META Parser - Classical Parsing System

580 words | 2016-5-22

To build a document tree, we need the HTML parser. Plain. In January 1991, an article by Henry G. Baker appeared “Pragmatic parsing on Common Lisp”, in which he describes META - a classic simple yet effective technique for constructing recursive descending parsers.

META Language

The META compiler is a set of macros that fit into a fifty lines. It is this simplicity that determined the choice of the HTML parser for a toy web-engine.

For real problems never use regular expressions for parsing. If the temptation is not lost, then read the article again.

META expressions consist of characters, strings, the sequence [], the alternative {}, the Kline star $, the symbol test by the condition @, and the evaluation of the expression !.

This is how the parsing of an integer looks like, with the simultaneous calculation of its actual value:

(deftype digit () '(member #\0 #\1 #\2 #\3 #\4 #\5 #\6 #\7 #\8 #\9))

(defun ctoi (d) (- (char-code d) #.(char-code #\0)))

(defun parse-int (&aux (s +1) d (n 0))
   [{#\+ [#\- !(setq s -1)] []}
    @(digit d) !(setq n (ctoi d))
    $[@(digit d) !(setq n (+ (* n 10) (ctoi d)))]])
  (* s n)))

! Is a powerful META construct that allows you to do interesting things, such as modifying grammar on the flight.

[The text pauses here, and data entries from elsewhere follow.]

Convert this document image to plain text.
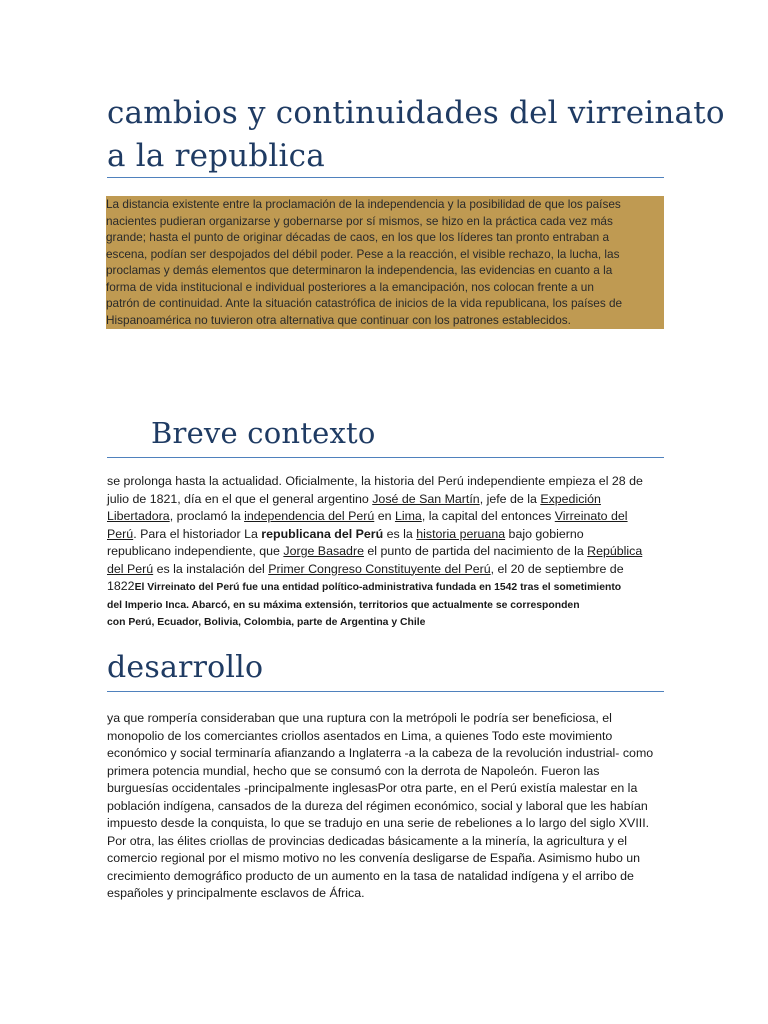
cambios y continuidades del virreinato
a la republica
La distancia existente entre la proclamación de la independencia y la posibilidad de que los países
nacientes pudieran organizarse y gobernarse por sí mismos, se hizo en la práctica cada vez más
grande; hasta el punto de originar décadas de caos, en los que los líderes tan pronto entraban a
escena, podían ser despojados del débil poder. Pese a la reacción, el visible rechazo, la lucha, las
proclamas y demás elementos que determinaron la independencia, las evidencias en cuanto a la
forma de vida institucional e individual posteriores a la emancipación, nos colocan frente a un
patrón de continuidad. Ante la situación catastrófica de inicios de la vida republicana, los países de
Hispanoamérica no tuvieron otra alternativa que continuar con los patrones establecidos.
Breve contexto
se prolonga hasta la actualidad. Oficialmente, la historia del Perú independiente empieza el 28 de
julio de 1821, día en el que el general argentino José de San Martín, jefe de la Expedición
Libertadora, proclamó la independencia del Perú en Lima, la capital del entonces Virreinato del
Perú. Para el historiador La republicana del Perú es la historia peruana bajo gobierno
republicano independiente, que Jorge Basadre el punto de partida del nacimiento de la República
del Perú es la instalación del Primer Congreso Constituyente del Perú, el 20 de septiembre de
1822El Virreinato del Perú fue una entidad político-administrativa fundada en 1542 tras el sometimiento
del Imperio Inca. Abarcó, en su máxima extensión, territorios que actualmente se corresponden
con Perú, Ecuador, Bolivia, Colombia, parte de Argentina y Chile
desarrollo
ya que rompería consideraban que una ruptura con la metrópoli le podría ser beneficiosa, el
monopolio de los comerciantes criollos asentados en Lima, a quienes Todo este movimiento
económico y social terminaría afianzando a Inglaterra -a la cabeza de la revolución industrial- como
primera potencia mundial, hecho que se consumó con la derrota de Napoleón. Fueron las
burguesías occidentales -principalmente inglesasPor otra parte, en el Perú existía malestar en la
población indígena, cansados de la dureza del régimen económico, social y laboral que les habían
impuesto desde la conquista, lo que se tradujo en una serie de rebeliones a lo largo del siglo XVIII.
Por otra, las élites criollas de provincias dedicadas básicamente a la minería, la agricultura y el
comercio regional por el mismo motivo no les convenía desligarse de España. Asimismo hubo un
crecimiento demográfico producto de un aumento en la tasa de natalidad indígena y el arribo de
españoles y principalmente esclavos de África.
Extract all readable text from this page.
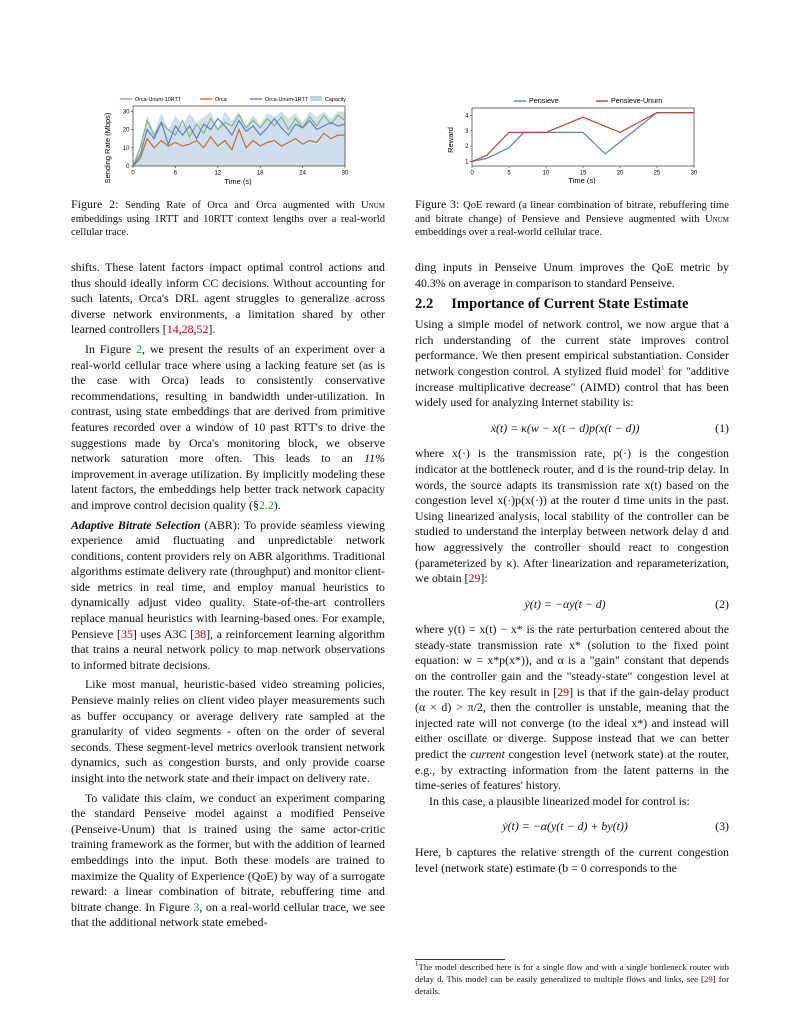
Orca-Unum-10RTT	Orca	Orca-Unum-1RTT	Capacity
0	6	12	18	24	30
0
10
20
30
Time (s)
Sending Rate (Mbps)
Pensieve	Pensieve-Unum
0	5	10	15	20	25	30
1
2
3
4
Time (s)
Reward
Figure 2: Sending Rate of Orca and Orca augmented with Unum embeddings using 1RTT and 10RTT context lengths over a real-world cellular trace.
Figure 3: QoE reward (a linear combination of bitrate, rebuffering time and bitrate change) of Pensieve and Pensieve augmented with Unum embeddings over a real-world cellular trace.

shifts. These latent factors impact optimal control actions and thus should ideally inform CC decisions. Without accounting for such latents, Orca's DRL agent struggles to generalize across diverse network environments, a limitation shared by other learned controllers [14,28,52].

In Figure 2, we present the results of an experiment over a real-world cellular trace where using a lacking feature set (as is the case with Orca) leads to consistently conservative recommendations, resulting in bandwidth under-utilization. In contrast, using state embeddings that are derived from primitive features recorded over a window of 10 past RTT's to drive the suggestions made by Orca's monitoring block, we observe network saturation more often. This leads to an 11% improvement in average utilization. By implicitly modeling these latent factors, the embeddings help better track network capacity and improve control decision quality (§2.2).

Adaptive Bitrate Selection (ABR): To provide seamless viewing experience amid fluctuating and unpredictable network conditions, content providers rely on ABR algorithms. Traditional algorithms estimate delivery rate (throughput) and monitor client-side metrics in real time, and employ manual heuristics to dynamically adjust video quality. State-of-the-art controllers replace manual heuristics with learning-based ones. For example, Pensieve [35] uses A3C [38], a reinforcement learning algorithm that trains a neural network policy to map network observations to informed bitrate decisions.

Like most manual, heuristic-based video streaming policies, Pensieve mainly relies on client video player measurements such as buffer occupancy or average delivery rate sampled at the granularity of video segments - often on the order of several seconds. These segment-level metrics overlook transient network dynamics, such as congestion bursts, and only provide coarse insight into the network state and their impact on delivery rate.

To validate this claim, we conduct an experiment comparing the standard Penseive model against a modified Penseive (Penseive-Unum) that is trained using the same actor-critic training framework as the former, but with the addition of learned embeddings into the input. Both these models are trained to maximize the Quality of Experience (QoE) by way of a surrogate reward: a linear combination of bitrate, rebuffering time and bitrate change. In Figure 3, on a real-world cellular trace, we see that the additional network state emebed-

ding inputs in Penseive Unum improves the QoE metric by 40.3% on average in comparison to standard Penseive.

2.2 Importance of Current State Estimate

Using a simple model of network control, we now argue that a rich understanding of the current state improves control performance. We then present empirical substantiation. Consider network congestion control. A stylized fluid model$^1$ for "additive increase multiplicative decrease" (AIMD) control that has been widely used for analyzing Internet stability is:

ẋ(t) = κ(w − x(t − d)p(x(t − d))	(1)

where x(·) is the transmission rate, p(·) is the congestion indicator at the bottleneck router, and d is the round-trip delay. In words, the source adapts its transmission rate x(t) based on the congestion level x(·)p(x(·)) at the router d time units in the past. Using linearized analysis, local stability of the controller can be studied to understand the interplay between network delay d and how aggressively the controller should react to congestion (parameterized by κ). After linearization and reparameterization, we obtain [29]:

ẏ(t) = −αy(t − d)	(2)

where y(t) = x(t) − x* is the rate perturbation centered about the steady-state transmission rate x* (solution to the fixed point equation: w = x*p(x*)), and α is a "gain" constant that depends on the controller gain and the "steady-state" congestion level at the router. The key result in [29] is that if the gain-delay product (α × d) > π/2, then the controller is unstable, meaning that the injected rate will not converge (to the ideal x*) and instead will either oscillate or diverge. Suppose instead that we can better predict the current congestion level (network state) at the router, e.g., by extracting information from the latent patterns in the time-series of features' history.

In this case, a plausible linearized model for control is:

ẏ(t) = −α(y(t − d) + by(t))	(3)

Here, b captures the relative strength of the current congestion level (network state) estimate (b = 0 corresponds to the

$^1$The model described here is for a single flow and with a single bottleneck router with delay d. This model can be easily generalized to multiple flows and links, see [29] for details.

META expressions are converted by reader-macros into an internal representation - the meta structure (the print function is only for debugging):

(defstruct (meta
               (lambda (m s d &aux (char (meta-char m)) (form (meta-form m)))
                 (ecase char
                   ((#\@ #\! #\$) (format s "~A~A" char form))
                   (#\[ (format s "[~{~A~^ ~}]" form))
                   (#\{ (format s "{~{~A~^ ~}}" form))))))
(defun meta-reader (s c) (make-meta :char c :form (read s)))

Recognize META statements, nothing but the creation of meta structures:

(mapc #'(lambda (c) (set-macro-character c #'meta-reader)) '(#\@ #\$ #\!))

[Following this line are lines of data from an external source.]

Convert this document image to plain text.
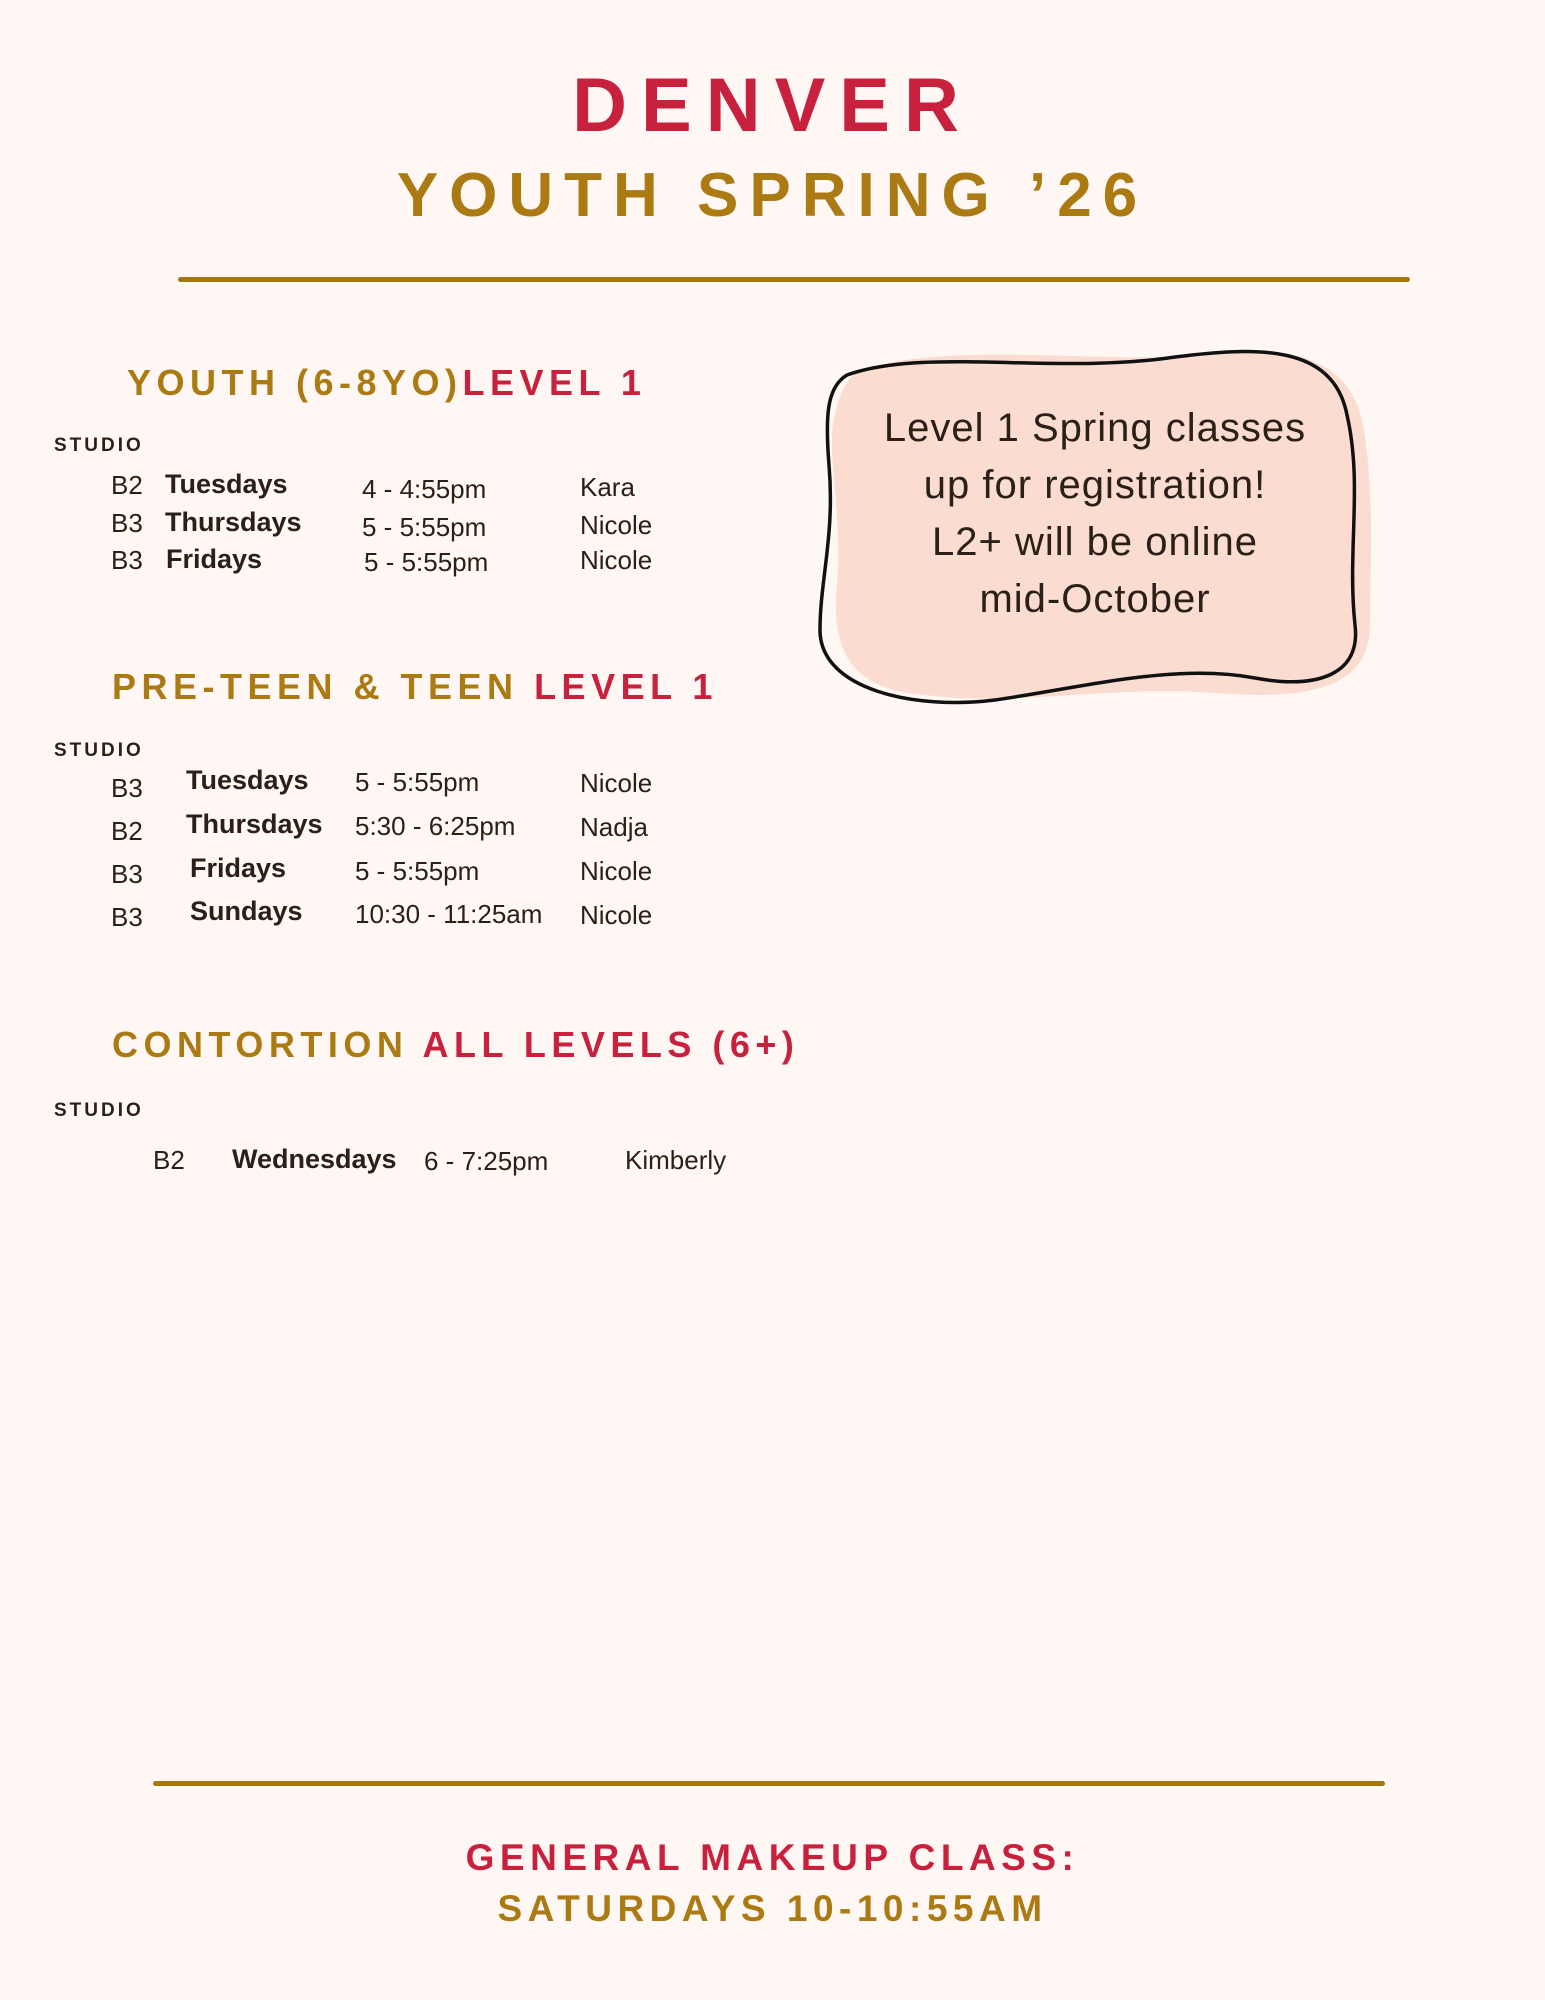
DENVER
YOUTH SPRING ’26
YOUTH (6-8YO)LEVEL 1
STUDIO
B2 Tuesdays	4 - 4:55pm	Kara
B3 Thursdays 5 - 5:55pm	Nicole
B3 Fridays	5 - 5:55pm	Nicole
PRE-TEEN & TEEN LEVEL 1
STUDIO
B3 Tuesdays 5 - 5:55pm	Nicole
B2 Thursdays 5:30 - 6:25pm Nadja
B3 Fridays	5 - 5:55pm	Nicole
B3 Sundays 10:30 - 11:25am Nicole
CONTORTION ALL LEVELS (6+)
STUDIO
B2 Wednesdays 6 - 7:25pm	Kimberly
Level 1 Spring classes
up for registration!
L2+ will be online
mid-October
GENERAL MAKEUP CLASS:
SATURDAYS 10-10:55AM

Recognize the sequence and alternatives:

(set-macro-character #\[
  #'(lambda (s c) (make-meta :char c :form (read-delimited-list #\] s t))))

(set-macro-character #\{
  #'(lambda (s c) (make-meta :char c :form (read-delimited-list #\} s t))))

(mapc #'(lambda (c) (set-macro-character c (get-macro-character #\) nil)))
      '(#\] #\}))

And finally, the META compiler:

(defun compileit (x)
  (typecase x
      (ecase (meta-char x)
        (#\! (meta-form x))
        (#\[ `(and ,@(mapcar #'compileit (meta-form x))))
        (#\{ `(or ,@(mapcar #'compileit (meta-form x))))
        (#\$ `(not (do () ((not ,(compileit (meta-form x)))))))
        (#\@ (let ((f (meta-form x))) `(match-type ,(car f) ,(cadr f))))))
    (t `(match ,x))))

(defmacro matchit (x) (compileit x))

It remains to determine how to feed the parser input data. Article offers options such as reading from the stream, from the string and from the list. Our toy engine will read from the line at least because it’s so much easier to “roll back” a few characters back.

(defmacro match (x)
  (etypecase x
      `(when (and (< index end) (eql (char str index) ',x))
         (incf index)))
      `(let ((old-index index)) ; 'old-index is a lexical variable.
         (or (and ,@(map 'list #'(lambda (c) `(match ,c)) x))
             (progn (setq index old-index) nil))))))

(defmacro match-type (x v)
  `(when (and (< index end) (typep (char str index) ',x))
     (setq ,v (char str index)) (incf index)))

In order for these macros to work, the string should be described as lexical variables str, index and end.

And one note of farewell: the kernel uses reader-macros, so you need to make sure that all the functions that are called when the META compiler is running are available at compile time. You should use (eval-when (: compile-toplevel) ...) in such cases.